Rabbi Ephraim eventually went to Jerusalem where he was treated suspiciously. He worked as a day labourer building houses, not earning much but he never complained. He was content with what he had and if he had money to spend, he gave it to the poor to whom he also told the Gospel story. In Jerusalem he had a lot of contact with his former pupils, who were now rabbis. They begged him to stop with the heavy labour and become their father and leader again. Although Ephraim was thankful for these friendly gestures, he remained immovable in his faithfulness to the Messiah.

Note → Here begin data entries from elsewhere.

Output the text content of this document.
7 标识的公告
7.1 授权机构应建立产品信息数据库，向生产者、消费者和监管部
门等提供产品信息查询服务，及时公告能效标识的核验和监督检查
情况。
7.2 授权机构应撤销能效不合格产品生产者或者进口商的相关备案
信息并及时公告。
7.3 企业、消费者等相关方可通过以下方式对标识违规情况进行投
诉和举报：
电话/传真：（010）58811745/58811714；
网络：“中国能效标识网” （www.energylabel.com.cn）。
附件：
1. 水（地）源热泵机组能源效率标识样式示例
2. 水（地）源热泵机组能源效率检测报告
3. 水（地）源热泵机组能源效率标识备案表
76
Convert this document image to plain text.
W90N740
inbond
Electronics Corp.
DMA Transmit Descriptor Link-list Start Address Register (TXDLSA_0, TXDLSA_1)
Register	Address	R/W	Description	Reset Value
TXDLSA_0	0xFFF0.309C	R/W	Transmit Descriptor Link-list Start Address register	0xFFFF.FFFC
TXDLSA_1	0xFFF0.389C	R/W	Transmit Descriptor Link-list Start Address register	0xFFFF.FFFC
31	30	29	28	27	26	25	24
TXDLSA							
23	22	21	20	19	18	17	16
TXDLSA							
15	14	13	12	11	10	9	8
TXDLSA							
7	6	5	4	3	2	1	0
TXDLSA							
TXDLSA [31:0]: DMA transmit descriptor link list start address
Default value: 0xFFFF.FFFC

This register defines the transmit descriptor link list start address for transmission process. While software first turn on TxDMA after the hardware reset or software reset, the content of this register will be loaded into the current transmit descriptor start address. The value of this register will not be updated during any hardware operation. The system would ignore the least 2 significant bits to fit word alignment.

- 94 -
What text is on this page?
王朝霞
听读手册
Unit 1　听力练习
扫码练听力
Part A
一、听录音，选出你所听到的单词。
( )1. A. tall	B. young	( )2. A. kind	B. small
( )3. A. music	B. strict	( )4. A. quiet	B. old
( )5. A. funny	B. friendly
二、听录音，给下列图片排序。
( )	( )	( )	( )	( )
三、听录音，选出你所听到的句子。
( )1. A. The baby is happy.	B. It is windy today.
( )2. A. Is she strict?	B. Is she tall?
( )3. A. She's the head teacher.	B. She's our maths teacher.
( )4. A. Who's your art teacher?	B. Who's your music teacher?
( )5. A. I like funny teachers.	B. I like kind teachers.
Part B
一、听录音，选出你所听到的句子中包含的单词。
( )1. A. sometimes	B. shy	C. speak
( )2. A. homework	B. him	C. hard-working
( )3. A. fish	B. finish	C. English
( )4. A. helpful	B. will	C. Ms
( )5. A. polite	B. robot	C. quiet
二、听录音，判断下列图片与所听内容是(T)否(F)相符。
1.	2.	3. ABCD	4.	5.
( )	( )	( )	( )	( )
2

Things changed when Ephraim joined the ‘Christian and Missionary Alliance’. He could now devote himself to proclaiming the Gospel message to his fellow Jews. A meeting place was hired in Jaffa Street, where many a heated discussion took place. Sometimes there were threats of violence, but Ephraim never thought about stopping witnessing of the Messiah. When persecution had no effect, people tried to flatter him with tempting offers. He took every invitation, even from the chief rabbinate, because they were also chances to proclaim the gospel. He spent hours with them expounding the Scriptures, which show who the Messiah is. Most of them were not convinced but some visited him secretly for additional study and prayer. After his retirement, Ephraim remained connected to the Alliance as a volunteer. With great joy he spent every Sabbath in the ‘reading room’ where he spoke with men and boys and in the evening service that he led, he spoke in Hebrew, which had already become the spoken language.

The Rabbi’s final prayer

Rev. Esber Doner writes about the last hours of his illness spent with him, ‘Rabbi Ephraim asked me to pray with him.’ After that he also prayed. “Oh Lord Yeshua, I praise You because You have freed me. I praise You because You have used me in Your service to save souls. I beseech You, Lord Yeshua, to bless Your People and strengthen them. But above all I thank You for the many believers here in Jerusalem. Give them faith and courage so that they shall never waver in their witness. Amen.”
This was on 30 August, 1930. The next day the honourable rabbi was buried at the age of 74. Mr. Gabriel, of the Arabic-Christian community, wrote concerning this, ‘Next to the grave of the rabbi there was another grave for a brother in the Messiah – an Arab. There, a Jew and an Arab lied alongside one another and Jews and Arabs stood with bowed heads next to the open graves, emotional and consoling one another.’